Cinq étudiants de la Web School Factory ont levé 300 000 dollars fin janvier, auprès d’un fond d’investissement américain pour faire décoller Kushim, leur plate-forme de monitoring de flux financier. Anne Lalou, ancienne banquière et directrice de cette école du management du numérique, ne boude pas son plaisir de voir s’envoler la petite entreprise que son école a incubée. Un coup de pouce financier mais aussi une reconnaissance du terrain, un quitus accordé à la pédagogie appliquée dans ce jeune établissement dont la première promotion quittera les bancs à la fin de l’année. Son credo : travailler au plus près des besoins des professionnels. « Apprendre et faire » résume Anne Lalou, dans une « école entreprise ».

Comme la Web School Factory, plusieurs nouveaux établissements, pignon sur le Web, ont éclos depuis cinq ans. Leur point commun : ils proposent des formations qui n’existaient pas au tournant du siècle, selon des modalités pédagogiques différentes, et dont les contenus, mouvants, épousent cette vague numérique qui modifie en permanence les besoins et donc les savoir-faire requis. Une sorte d’uberisation de l’enseignement supérieur : les professionnels entrent directement en contact avec les jeunes pour lesquels ils vont investir en formation.
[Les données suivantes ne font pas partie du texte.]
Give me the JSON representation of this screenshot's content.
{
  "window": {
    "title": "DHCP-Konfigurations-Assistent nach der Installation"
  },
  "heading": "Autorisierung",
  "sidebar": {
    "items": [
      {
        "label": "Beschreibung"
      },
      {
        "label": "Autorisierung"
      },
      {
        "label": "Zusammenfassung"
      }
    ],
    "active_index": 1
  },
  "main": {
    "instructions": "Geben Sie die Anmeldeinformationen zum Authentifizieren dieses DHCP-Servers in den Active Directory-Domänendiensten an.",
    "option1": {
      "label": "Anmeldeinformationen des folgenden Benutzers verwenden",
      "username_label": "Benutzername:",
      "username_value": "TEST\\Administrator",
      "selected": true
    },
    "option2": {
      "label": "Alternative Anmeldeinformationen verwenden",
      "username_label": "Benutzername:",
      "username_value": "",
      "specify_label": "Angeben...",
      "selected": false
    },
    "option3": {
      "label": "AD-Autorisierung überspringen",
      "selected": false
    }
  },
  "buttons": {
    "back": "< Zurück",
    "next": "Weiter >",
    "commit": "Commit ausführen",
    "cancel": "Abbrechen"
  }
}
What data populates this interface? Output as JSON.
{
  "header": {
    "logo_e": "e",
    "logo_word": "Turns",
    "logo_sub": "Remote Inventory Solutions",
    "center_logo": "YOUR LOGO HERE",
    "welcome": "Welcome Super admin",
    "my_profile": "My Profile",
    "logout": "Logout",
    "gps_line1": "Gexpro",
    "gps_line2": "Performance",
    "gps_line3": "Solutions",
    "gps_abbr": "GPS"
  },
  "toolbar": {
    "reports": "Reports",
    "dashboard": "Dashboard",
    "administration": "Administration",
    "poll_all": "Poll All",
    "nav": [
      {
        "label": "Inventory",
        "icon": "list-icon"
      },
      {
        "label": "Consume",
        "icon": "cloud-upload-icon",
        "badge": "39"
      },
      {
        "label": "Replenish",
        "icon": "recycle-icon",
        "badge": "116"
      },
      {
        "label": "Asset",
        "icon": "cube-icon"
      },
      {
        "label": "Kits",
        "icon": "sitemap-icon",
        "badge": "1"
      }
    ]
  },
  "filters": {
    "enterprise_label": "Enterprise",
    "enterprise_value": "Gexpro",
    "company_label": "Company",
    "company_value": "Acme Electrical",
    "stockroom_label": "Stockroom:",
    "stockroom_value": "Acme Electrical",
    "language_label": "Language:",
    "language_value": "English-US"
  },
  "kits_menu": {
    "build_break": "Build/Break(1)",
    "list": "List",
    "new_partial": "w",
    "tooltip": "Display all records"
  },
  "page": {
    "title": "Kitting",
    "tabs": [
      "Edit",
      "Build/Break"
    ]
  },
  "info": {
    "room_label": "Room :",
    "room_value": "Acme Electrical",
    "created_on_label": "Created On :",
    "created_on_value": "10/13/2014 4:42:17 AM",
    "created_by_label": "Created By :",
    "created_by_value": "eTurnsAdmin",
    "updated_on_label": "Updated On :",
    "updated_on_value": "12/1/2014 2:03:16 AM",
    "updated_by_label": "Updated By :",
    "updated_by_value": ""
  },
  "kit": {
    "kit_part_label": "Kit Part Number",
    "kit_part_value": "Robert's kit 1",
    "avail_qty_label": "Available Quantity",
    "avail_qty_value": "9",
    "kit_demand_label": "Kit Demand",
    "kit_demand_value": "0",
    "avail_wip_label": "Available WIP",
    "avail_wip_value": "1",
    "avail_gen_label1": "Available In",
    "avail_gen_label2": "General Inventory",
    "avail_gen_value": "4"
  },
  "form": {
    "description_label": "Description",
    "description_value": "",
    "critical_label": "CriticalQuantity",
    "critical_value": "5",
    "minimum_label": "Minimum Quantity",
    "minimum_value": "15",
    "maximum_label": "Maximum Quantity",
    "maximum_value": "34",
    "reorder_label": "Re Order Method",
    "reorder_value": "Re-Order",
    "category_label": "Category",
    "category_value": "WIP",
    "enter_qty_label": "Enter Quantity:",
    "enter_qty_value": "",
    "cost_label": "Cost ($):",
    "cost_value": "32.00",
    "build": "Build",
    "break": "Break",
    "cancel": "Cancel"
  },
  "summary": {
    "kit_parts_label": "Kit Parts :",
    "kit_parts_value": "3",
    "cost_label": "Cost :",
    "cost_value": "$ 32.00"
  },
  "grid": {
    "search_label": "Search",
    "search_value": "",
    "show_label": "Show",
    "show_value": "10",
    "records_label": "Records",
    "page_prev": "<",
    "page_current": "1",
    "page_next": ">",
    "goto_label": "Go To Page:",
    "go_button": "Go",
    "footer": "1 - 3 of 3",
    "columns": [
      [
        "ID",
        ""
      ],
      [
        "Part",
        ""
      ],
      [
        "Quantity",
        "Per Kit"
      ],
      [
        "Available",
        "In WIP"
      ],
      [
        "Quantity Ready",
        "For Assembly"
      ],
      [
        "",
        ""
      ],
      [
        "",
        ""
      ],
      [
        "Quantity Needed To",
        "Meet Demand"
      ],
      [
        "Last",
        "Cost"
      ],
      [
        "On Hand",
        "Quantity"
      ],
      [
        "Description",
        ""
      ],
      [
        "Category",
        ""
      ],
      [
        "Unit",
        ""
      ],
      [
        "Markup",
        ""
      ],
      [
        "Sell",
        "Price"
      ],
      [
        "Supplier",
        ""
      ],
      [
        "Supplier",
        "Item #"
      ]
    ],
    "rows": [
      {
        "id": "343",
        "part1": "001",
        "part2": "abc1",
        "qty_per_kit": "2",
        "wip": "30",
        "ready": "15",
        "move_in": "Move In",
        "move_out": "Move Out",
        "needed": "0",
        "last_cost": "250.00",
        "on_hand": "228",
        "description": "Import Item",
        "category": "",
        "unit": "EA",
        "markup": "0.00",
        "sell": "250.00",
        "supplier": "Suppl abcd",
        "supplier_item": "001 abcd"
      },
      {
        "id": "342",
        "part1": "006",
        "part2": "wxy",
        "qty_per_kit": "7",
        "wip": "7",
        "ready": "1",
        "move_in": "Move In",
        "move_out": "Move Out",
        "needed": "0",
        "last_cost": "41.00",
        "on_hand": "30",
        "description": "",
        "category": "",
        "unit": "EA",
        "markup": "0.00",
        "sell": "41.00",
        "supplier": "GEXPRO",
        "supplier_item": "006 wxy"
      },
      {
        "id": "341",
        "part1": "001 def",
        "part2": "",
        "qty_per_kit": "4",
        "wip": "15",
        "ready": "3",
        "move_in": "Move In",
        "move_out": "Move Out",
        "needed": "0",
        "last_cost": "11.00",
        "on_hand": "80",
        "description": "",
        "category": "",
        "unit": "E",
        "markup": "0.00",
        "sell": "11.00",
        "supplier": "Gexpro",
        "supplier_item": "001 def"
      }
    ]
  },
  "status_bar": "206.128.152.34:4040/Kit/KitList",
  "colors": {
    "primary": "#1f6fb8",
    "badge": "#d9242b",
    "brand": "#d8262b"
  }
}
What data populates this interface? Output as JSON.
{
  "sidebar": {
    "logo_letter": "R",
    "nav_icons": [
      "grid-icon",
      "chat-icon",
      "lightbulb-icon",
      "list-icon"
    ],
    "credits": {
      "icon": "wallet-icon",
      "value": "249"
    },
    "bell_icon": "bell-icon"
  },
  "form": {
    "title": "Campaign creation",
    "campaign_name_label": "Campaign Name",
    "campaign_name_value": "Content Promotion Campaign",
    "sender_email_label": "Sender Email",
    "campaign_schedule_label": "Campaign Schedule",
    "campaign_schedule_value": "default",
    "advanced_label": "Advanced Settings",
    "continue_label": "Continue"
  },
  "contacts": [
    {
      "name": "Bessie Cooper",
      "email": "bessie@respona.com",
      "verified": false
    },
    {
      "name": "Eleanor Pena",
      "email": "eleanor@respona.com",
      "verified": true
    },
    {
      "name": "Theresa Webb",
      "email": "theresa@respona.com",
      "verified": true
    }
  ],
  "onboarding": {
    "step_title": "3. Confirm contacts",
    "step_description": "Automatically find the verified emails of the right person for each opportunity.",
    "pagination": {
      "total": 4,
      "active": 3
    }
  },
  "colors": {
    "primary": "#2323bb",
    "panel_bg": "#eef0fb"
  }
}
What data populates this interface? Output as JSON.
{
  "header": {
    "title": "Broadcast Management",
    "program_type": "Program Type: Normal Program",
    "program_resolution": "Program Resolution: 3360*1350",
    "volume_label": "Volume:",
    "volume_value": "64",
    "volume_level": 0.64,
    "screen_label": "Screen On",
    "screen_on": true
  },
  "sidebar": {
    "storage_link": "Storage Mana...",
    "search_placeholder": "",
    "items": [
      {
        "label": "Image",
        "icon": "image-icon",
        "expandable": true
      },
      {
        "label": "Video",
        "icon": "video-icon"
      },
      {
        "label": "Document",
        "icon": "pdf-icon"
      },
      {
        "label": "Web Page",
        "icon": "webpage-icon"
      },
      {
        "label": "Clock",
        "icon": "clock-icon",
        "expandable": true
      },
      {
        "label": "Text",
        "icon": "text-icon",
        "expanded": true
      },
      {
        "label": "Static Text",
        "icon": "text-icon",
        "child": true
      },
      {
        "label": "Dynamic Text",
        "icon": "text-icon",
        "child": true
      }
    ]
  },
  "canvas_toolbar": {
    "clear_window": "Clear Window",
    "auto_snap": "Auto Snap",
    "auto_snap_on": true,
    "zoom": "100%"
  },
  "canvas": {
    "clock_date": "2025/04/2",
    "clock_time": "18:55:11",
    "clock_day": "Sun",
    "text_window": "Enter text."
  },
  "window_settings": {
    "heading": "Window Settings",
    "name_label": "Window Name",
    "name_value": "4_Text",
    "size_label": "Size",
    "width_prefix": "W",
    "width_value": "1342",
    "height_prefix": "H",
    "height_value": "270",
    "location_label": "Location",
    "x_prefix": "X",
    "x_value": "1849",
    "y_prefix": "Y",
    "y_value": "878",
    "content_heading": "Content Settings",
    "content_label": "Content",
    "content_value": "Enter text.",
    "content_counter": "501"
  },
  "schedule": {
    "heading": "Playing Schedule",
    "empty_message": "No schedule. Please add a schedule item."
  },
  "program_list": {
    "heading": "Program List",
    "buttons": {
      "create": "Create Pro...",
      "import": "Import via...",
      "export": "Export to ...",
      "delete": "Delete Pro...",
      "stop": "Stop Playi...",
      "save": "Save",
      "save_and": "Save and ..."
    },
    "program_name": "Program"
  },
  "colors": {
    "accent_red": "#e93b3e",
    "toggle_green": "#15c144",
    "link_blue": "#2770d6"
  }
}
Formation qu’ils élaborent eux-mêmes, sur mesure, en fonction de leurs besoins.

C’est également en partant du constat de l’inadéquation des offres des grandes écoles de communication avec les besoins des entreprises en contenus numériques que Julie Joly, ancienne journaliste à L’Express et diplômée d’HEC et de l’ESCP Europe, directrice générale du Centre de formation des journalistes (CFJ) depuis cinq ans, a lancé en 2016 « W », une école postbac en trois années, dédiée à la création digitale dans les médias. « Documentaires, web-séries, MOOC…, les besoins de contenus ne cessent d’augmenter, mais les employeurs sont en manque de profils à recruter », constate-t-elle. Pour se former au métier de « content manager », « trafic manager », « stratège éditorial », « social média manager », infographiste ou encore « ux-designer », « il n’est pas nécessaire d’être ingénieur ou de sortir d’une école de journalisme », poursuit Julie Joly. Les qualifications demandées sont différentes. Pas de cours magistraux à l’école de W. La formation s’élabore en « mode projets », en équipe et par la pratique.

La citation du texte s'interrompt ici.